The world of surveying will dramatically change in the next 10 years. The technology curve is making the way we work faster and more efficient, while the huge intake of tech-savvy, young chartered and AssocRICS-qualified surveyors will bring down the average age of the profession. Furthermore, we will probably see more lenders using automated valuation technology on low-value properties. The marketplace will get more competitive, and surveyors will have to differentiate themselves to get an advantage. This could be by having exceptional local knowledge, reputation for high quality and accuracy, or offering a particular in-demand service.

Candidates should also note how the marketplace is becoming more competitive, due to the way the assignment of work is changing. Mortgage lenders are increasingly recognising the skills of AssocRICS-qualified residential surveyors, so much so that experienced AssocRICS surveyors now carry out the same work for them as chartered surveyors.

I would say experience isn’t everything. For us, it is more important that candidates are in tune with the company ethos of ‘getting it right first time’ and have the polite and flexible customer service skills that make you memorable. Just because you have 20 years’ experience, it shouldn’t mean you have nothing else to learn.

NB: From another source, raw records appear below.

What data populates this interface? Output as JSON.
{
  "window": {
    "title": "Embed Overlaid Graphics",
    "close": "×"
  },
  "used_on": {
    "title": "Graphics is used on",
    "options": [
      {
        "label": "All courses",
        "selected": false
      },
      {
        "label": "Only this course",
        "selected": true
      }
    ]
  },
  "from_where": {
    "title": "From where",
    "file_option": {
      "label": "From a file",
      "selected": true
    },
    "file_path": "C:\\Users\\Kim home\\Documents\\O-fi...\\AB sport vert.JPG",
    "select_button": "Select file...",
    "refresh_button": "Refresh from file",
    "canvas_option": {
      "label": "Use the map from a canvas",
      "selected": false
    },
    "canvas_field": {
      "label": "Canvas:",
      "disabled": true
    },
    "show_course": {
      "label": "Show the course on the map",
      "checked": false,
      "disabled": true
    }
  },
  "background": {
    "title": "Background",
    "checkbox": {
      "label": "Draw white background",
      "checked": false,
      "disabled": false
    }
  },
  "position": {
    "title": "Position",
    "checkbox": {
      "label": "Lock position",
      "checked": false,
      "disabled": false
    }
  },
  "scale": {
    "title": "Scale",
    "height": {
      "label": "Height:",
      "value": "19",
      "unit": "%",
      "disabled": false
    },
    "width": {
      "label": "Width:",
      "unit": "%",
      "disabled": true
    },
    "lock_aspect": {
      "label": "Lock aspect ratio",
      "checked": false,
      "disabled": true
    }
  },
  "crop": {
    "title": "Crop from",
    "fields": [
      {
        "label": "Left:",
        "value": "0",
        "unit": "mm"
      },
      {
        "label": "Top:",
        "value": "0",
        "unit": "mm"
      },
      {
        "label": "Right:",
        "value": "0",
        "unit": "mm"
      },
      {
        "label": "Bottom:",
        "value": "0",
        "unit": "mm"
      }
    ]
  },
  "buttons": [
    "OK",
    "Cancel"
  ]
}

  • Neale Smith is Head of Recruitment at Connells Survey & Valuation

Communication skills are essential

An ability to "just do the day job" isn’t quite enough anymore. Recruiters want people who can demonstrate strategic thinking and bring value to a company and its clients. Such candidates also tend to be more successful over the long term within a company — and gain more opportunities for promotion. As so much work is client facing, great communication skills are essential, too — surveying has probably become one of the industry’s most sociable professions. 

For me, likeability is very important. Someone with strong interpersonal skills, who knows how to deal with people from all walks of life, will always be somewhere near the top of the list of ideal candidates. A recruiter will have certain questions running through their mind: how is this person coming across? Can we see you fitting well into a particular business? How are you going to act with our client?

A good deal of experience is necessary, but having great personal qualities will differentiate you in the marketplace. Many businesses look for people who can be a bit entrepreneurial — by building client trust and bringing more money into the firm. If you consider your role not as just your job, but as your mini business, this can help you think outside of your limitations and push you forward into new challenges.